Court fixes April 15 for further hearing in Cletus Ibeto’s ‘N4.8bn fraud’ case

Kayode Ogundele
Kayode Ogundele

A state high court in Ikeja, Lagos, has fixed April 15 for further hearings in the trial of Cletus Ibeto, a businessman.

The Economic and Financial Crimes Commission (EFCC) had filed a 10-count charge against Ibeto, Ibeto Energy Development Company, and Odoh Holdings.

The charge borders on obtaining by false pretense, fraudulent conversion of property, criminal breach of trust, forgery, and deception.

In November 2023, the court issued a warrant of arrest against Ibeto over his failure to appear before the court for trial.

At the resumed hearing on Monday, Ade Oshodi, the counsel to Ibeto, told the court that a notice of preliminary objection dated January 26 had not been heard.

Oshodi told the court that the application, which was filed by Onyechi Ikpeazu, the former counsel to the defendant, had been withdrawn since he had taken over the case.

The counsel said he had filed a new application dated January 26.

The counsel added that Wole Olanipekun, a senior advocate of Nigeria (SAN), filed an appeal on the arrest warrant issued against the defendant in November 2023.

He said they had written a petition to the office of the attorney-general of Lagos concerning the case.

Rotimi Jacobs, the counsel to the EFCC, said he was not served the hearing notice that the matter had been taken to another court.

Jacobs said several lawyers who had represented the defendant raised the issue of the court’s territorial jurisdiction over the case.

The EFCC counsel said the state government plans to take over the case without hearing from the anti-graft agency.

“As of last week, the defendant has paid N1.5 billion to EFCC, and he promised to conclude the payment in the next three months,” Jacobs said.

During the hearing, Babajide Martins, director of public prosecutions in Lagos, announced his appearance on behalf of the state attorney-general.

Martins told the court that he acted on the directive of the attorney-General, adding that the anti-graft agency had been served with the amicus brief filed by his office.

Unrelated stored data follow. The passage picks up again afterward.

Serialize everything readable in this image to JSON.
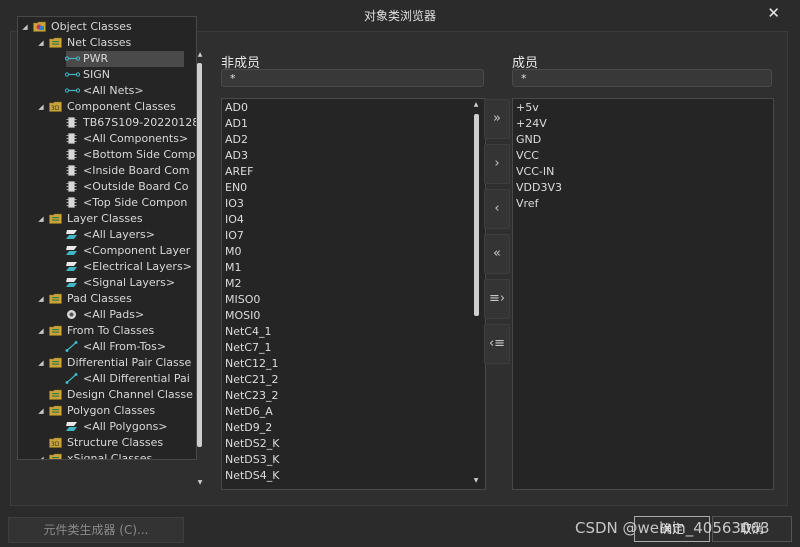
{
  "dialog": {
    "title": "对象类浏览器"
  },
  "tree": [
    {
      "label": "Object Classes",
      "icon": "folder-classes-icon",
      "level": 0,
      "expanded": true
    },
    {
      "label": "Net Classes",
      "icon": "net-class-folder-icon",
      "level": 1,
      "expanded": true
    },
    {
      "label": "PWR",
      "icon": "net-icon",
      "level": 2,
      "selected": true
    },
    {
      "label": "SIGN",
      "icon": "net-icon",
      "level": 2
    },
    {
      "label": "<All Nets>",
      "icon": "net-icon",
      "level": 2
    },
    {
      "label": "Component Classes",
      "icon": "component-class-folder-icon",
      "level": 1,
      "expanded": true
    },
    {
      "label": "TB67S109-20220128",
      "icon": "component-icon",
      "level": 2
    },
    {
      "label": "<All Components>",
      "icon": "component-icon",
      "level": 2
    },
    {
      "label": "<Bottom Side Comp",
      "icon": "component-icon",
      "level": 2
    },
    {
      "label": "<Inside Board Com",
      "icon": "component-icon",
      "level": 2
    },
    {
      "label": "<Outside Board Co",
      "icon": "component-icon",
      "level": 2
    },
    {
      "label": "<Top Side Compon",
      "icon": "component-icon",
      "level": 2
    },
    {
      "label": "Layer Classes",
      "icon": "layer-class-folder-icon",
      "level": 1,
      "expanded": true
    },
    {
      "label": "<All Layers>",
      "icon": "layer-icon",
      "level": 2
    },
    {
      "label": "<Component Layer",
      "icon": "layer-icon",
      "level": 2
    },
    {
      "label": "<Electrical Layers>",
      "icon": "layer-icon",
      "level": 2
    },
    {
      "label": "<Signal Layers>",
      "icon": "layer-icon",
      "level": 2
    },
    {
      "label": "Pad Classes",
      "icon": "pad-class-folder-icon",
      "level": 1,
      "expanded": true
    },
    {
      "label": "<All Pads>",
      "icon": "pad-icon",
      "level": 2
    },
    {
      "label": "From To Classes",
      "icon": "fromto-class-folder-icon",
      "level": 1,
      "expanded": true
    },
    {
      "label": "<All From-Tos>",
      "icon": "fromto-icon",
      "level": 2
    },
    {
      "label": "Differential Pair Classe",
      "icon": "diffpair-class-folder-icon",
      "level": 1,
      "expanded": true
    },
    {
      "label": "<All Differential Pai",
      "icon": "fromto-icon",
      "level": 2
    },
    {
      "label": "Design Channel Classe",
      "icon": "channel-class-folder-icon",
      "level": 1
    },
    {
      "label": "Polygon Classes",
      "icon": "polygon-class-folder-icon",
      "level": 1,
      "expanded": true
    },
    {
      "label": "<All Polygons>",
      "icon": "layer-icon",
      "level": 2
    },
    {
      "label": "Structure Classes",
      "icon": "structure-class-folder-icon",
      "level": 1
    },
    {
      "label": "xSignal Classes",
      "icon": "xsignal-class-folder-icon",
      "level": 1,
      "expanded": true
    }
  ],
  "non_members": {
    "header": "非成员",
    "filter": "*",
    "items": [
      "AD0",
      "AD1",
      "AD2",
      "AD3",
      "AREF",
      "EN0",
      "IO3",
      "IO4",
      "IO7",
      "M0",
      "M1",
      "M2",
      "MISO0",
      "MOSI0",
      "NetC4_1",
      "NetC7_1",
      "NetC12_1",
      "NetC21_2",
      "NetC23_2",
      "NetD6_A",
      "NetD9_2",
      "NetDS2_K",
      "NetDS3_K",
      "NetDS4_K"
    ]
  },
  "members": {
    "header": "成员",
    "filter": "*",
    "items": [
      "+5v",
      "+24V",
      "GND",
      "VCC",
      "VCC-IN",
      "VDD3V3",
      "Vref"
    ]
  },
  "move_buttons": [
    {
      "icon": "add-all-icon",
      "glyph": "»",
      "action": "add-all"
    },
    {
      "icon": "add-selected-icon",
      "glyph": "›",
      "action": "add"
    },
    {
      "icon": "remove-selected-icon",
      "glyph": "‹",
      "action": "remove"
    },
    {
      "icon": "remove-all-icon",
      "glyph": "«",
      "action": "remove-all"
    },
    {
      "icon": "add-list-icon",
      "glyph": "≡›",
      "action": "add-list"
    },
    {
      "icon": "remove-list-icon",
      "glyph": "‹≡",
      "action": "remove-list"
    }
  ],
  "footer": {
    "generator_label": "元件类生成器 (C)...",
    "ok_label": "确定",
    "cancel_label": "取消",
    "watermark": "CSDN @weixin_40563063"
  },
  "colors": {
    "accent": "#3fb7c4",
    "folder": "#c9a43a",
    "selection": "#4a4a4a"
  }
}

The brief, dated and filed on February 29, was to the effect that the court should strike out the matter for lacking both territorial and actual jurisdiction.

“The DPP does not need permission to swing into action. My lord, this is an everyday occurrence as people write to the office of the AG to take up matters, and it does not mean that the AG is taking sides with anyone,” he said.

After hearing the arguments, Oyindamola Ogala, the presiding judge, adjourned the case until April 15 to enable her to go through the case files of the various applications submitted by all parties.

Ogala asked all parties to file and exchange responses before the next date of adjournment.